When I first arrived in Asia back in the early 1990s, most of the conversations we had with governments and businesses around “investment” in the region nearly always took the path of inbound [into Asia] investment: in that investments largely moved in one direction, from West to East, and appropriately attractive and protective legislatively schemes around those investments were always being sought.

Possibly due to the GFC, although I would be more inclined to say as the likely result of a progression in time and a growth in Asian economies post the Asian Financial Crisis troubles, a shift has taken place: today when we are in conversations around “investment”, this conversation has taken on a new life and we are just as likely to be discussing outbound [from Asian] investments into the West or into other developing nations/areas (such as Africa) as we are about inbound [into Asia] foreign direct investment.

I love infographics and clear evidence (if it was ever needed) of the shift taking place in the conversation taking place here can clearly be seen in two amazing recently published infographics: one by the South China Morning Herald (‘Chinese outbound investment to rise to another record‘) and the New York Times (‘The World According to China‘).

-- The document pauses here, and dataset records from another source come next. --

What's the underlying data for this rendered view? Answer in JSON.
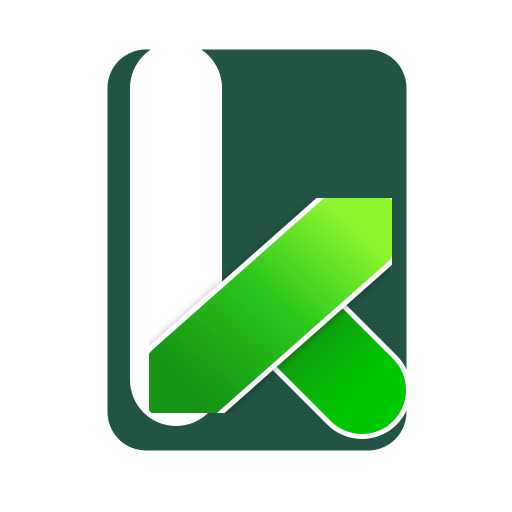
{
  "logo": {
    "icon": "k-letter-logo-icon",
    "colors": {
      "background": "#ffffff",
      "panel": "#215444",
      "outline": "#ffffff",
      "green_dark": "#139513",
      "green_mid": "#2fc81c",
      "green_light": "#8cf52f",
      "green_bright": "#00c800"
    }
  }
}
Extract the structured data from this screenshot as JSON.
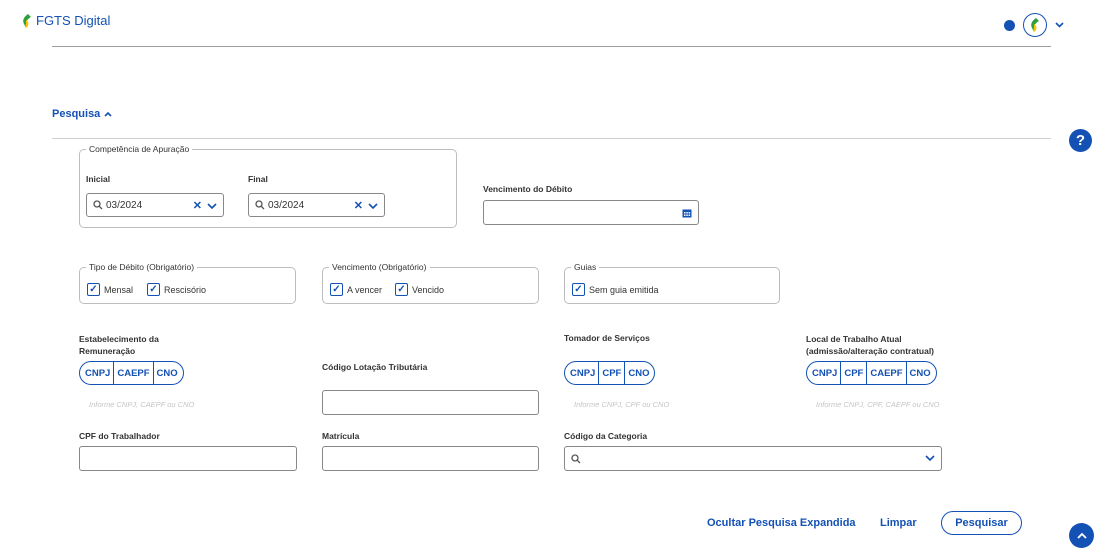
{
  "header": {
    "app_title": "FGTS Digital",
    "avatar_chevron": "⌄"
  },
  "search": {
    "title": "Pesquisa",
    "toggle_icon": "^",
    "help": "?"
  },
  "competencia": {
    "legend": "Competência de Apuração",
    "inicial_label": "Inicial",
    "inicial_value": "03/2024",
    "final_label": "Final",
    "final_value": "03/2024"
  },
  "vencimento_debito": {
    "label": "Vencimento do Débito",
    "value": ""
  },
  "tipo_debito": {
    "legend": "Tipo de Débito (Obrigatório)",
    "options": [
      {
        "label": "Mensal",
        "checked": true
      },
      {
        "label": "Rescisório",
        "checked": true
      }
    ]
  },
  "vencimento": {
    "legend": "Vencimento (Obrigatório)",
    "options": [
      {
        "label": "A vencer",
        "checked": true
      },
      {
        "label": "Vencido",
        "checked": true
      }
    ]
  },
  "guias": {
    "legend": "Guias",
    "options": [
      {
        "label": "Sem guia emitida",
        "checked": true
      }
    ]
  },
  "estabelecimento": {
    "label_line1": "Estabelecimento da",
    "label_line2": "Remuneração",
    "segments": [
      "CNPJ",
      "CAEPF",
      "CNO"
    ],
    "hint": "Informe CNPJ, CAEPF ou CNO"
  },
  "lotacao": {
    "label": "Código Lotação Tributária",
    "value": ""
  },
  "tomador": {
    "label": "Tomador de Serviços",
    "segments": [
      "CNPJ",
      "CPF",
      "CNO"
    ],
    "hint": "Informe CNPJ, CPF ou CNO"
  },
  "local_trabalho": {
    "label_line1": "Local de Trabalho Atual",
    "label_line2": "(admissão/alteração contratual)",
    "segments": [
      "CNPJ",
      "CPF",
      "CAEPF",
      "CNO"
    ],
    "hint": "Informe CNPJ, CPF, CAEPF ou CNO"
  },
  "cpf_trabalhador": {
    "label": "CPF do Trabalhador",
    "value": ""
  },
  "matricula": {
    "label": "Matrícula",
    "value": ""
  },
  "categoria": {
    "label": "Código da Categoria",
    "value": ""
  },
  "actions": {
    "toggle_expanded": "Ocultar Pesquisa Expandida",
    "clear": "Limpar",
    "search": "Pesquisar"
  },
  "colors": {
    "primary": "#1351b4",
    "border": "#888888"
  }
}
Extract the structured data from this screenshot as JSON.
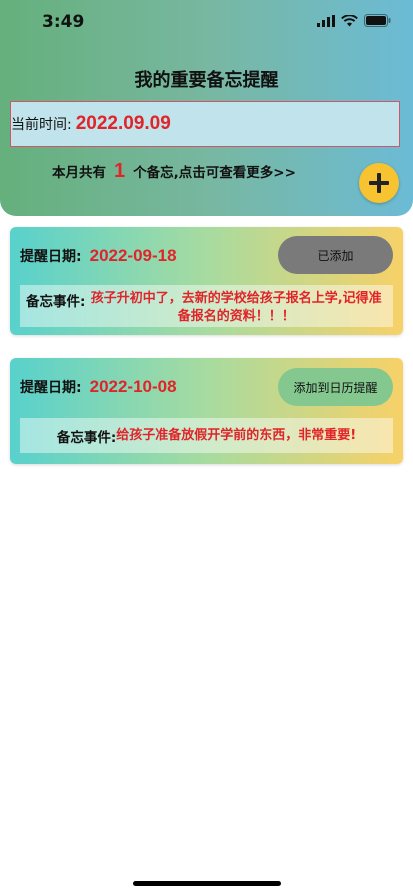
{
  "status_bar": {
    "time": "3:49"
  },
  "header": {
    "title": "我的重要备忘提醒",
    "current_time_label": "当前时间:",
    "current_time_value": "2022.09.09",
    "summary_prefix": "本月共有",
    "summary_count": "1",
    "summary_suffix": "个备忘,点击可查看更多>>"
  },
  "reminders": [
    {
      "date_label": "提醒日期:",
      "date_value": "2022-09-18",
      "button_label": "已添加",
      "event_label": "备忘事件:",
      "event_text": "孩子升初中了，去新的学校给孩子报名上学,记得准备报名的资料！！！"
    },
    {
      "date_label": "提醒日期:",
      "date_value": "2022-10-08",
      "button_label": "添加到日历提醒",
      "event_label": "备忘事件:",
      "event_text": "给孩子准备放假开学前的东西，非常重要!"
    }
  ],
  "colors": {
    "accent_red": "#e0242a",
    "fab_yellow": "#f7c331"
  },
  "icons": [
    "signal-icon",
    "wifi-icon",
    "battery-icon",
    "plus-icon"
  ]
}
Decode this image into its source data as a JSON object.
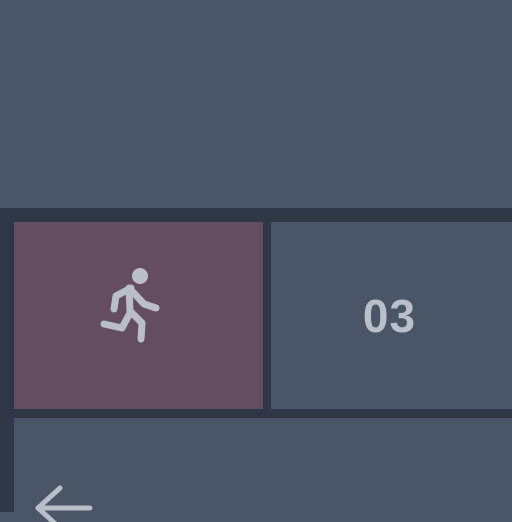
{
  "counter": {
    "value": "03"
  },
  "icons": {
    "activity": "running-person-icon",
    "back": "back-arrow-icon"
  },
  "colors": {
    "background": "#4a5567",
    "frame": "#2f3747",
    "activity_tile": "#634d5e",
    "icon": "#b9bec9"
  }
}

And while both of these show a massive increase in outbound direct investment by China and Chinese companies (and people) over the past decade, decade and half, what they don’t necessarily show is the different reasons/discussions that are taking place for/around these investments.

To be clear, while Asian (including Chinese) companies and governments are investing overseas for a multitude of reasons, they largely centre around two principal reasons:

On the one hand, the governments – including State Owned Corporations – need better returns on their investments than they would otherwise be getting at home or else they need to diversify this investment. We typically see this type of investment with Singapore’s Temasek and GIC (Government of Singapore Investment Corporation). More recently we have seen foreign pension funds investing in Australian infrastructure in this way.

On the other hand, we see investments in western businesses by Asian companies and organisations looking to purchase technical knowhow in order to up-skill themselves. An example of this can be seen with today’s announcement that: “A major Chinese venture firm has launched a US$5 billion fund devoted to buying up Western technology, internet and biotech firms that are looking to enter the Chinese market.

And it is for this reason that unlike David Rennick I don’t believe English or Australian law firms should be strategically looking at the Chinese for inbound infrastructure investment work (with the caveat that this doesn’t include strategies around the Chinese-led Asian Infrastructure Investment Bank (AIIB)), because I believe that type of inbound infrastructure investment work (once Australia can work out a suitably attractive investment vehicle for foreigners to invest in infrastructure) from Asia will more likely come from Korea, Japan and Singapore (under relevant FTA provisions with these countries).

For Chinese related inbound investment work, English and Australian law firms would do far better to be courting M&A and R&D work, and in this field they will find a much hungrier and more sophisticated competitor – the US law firm.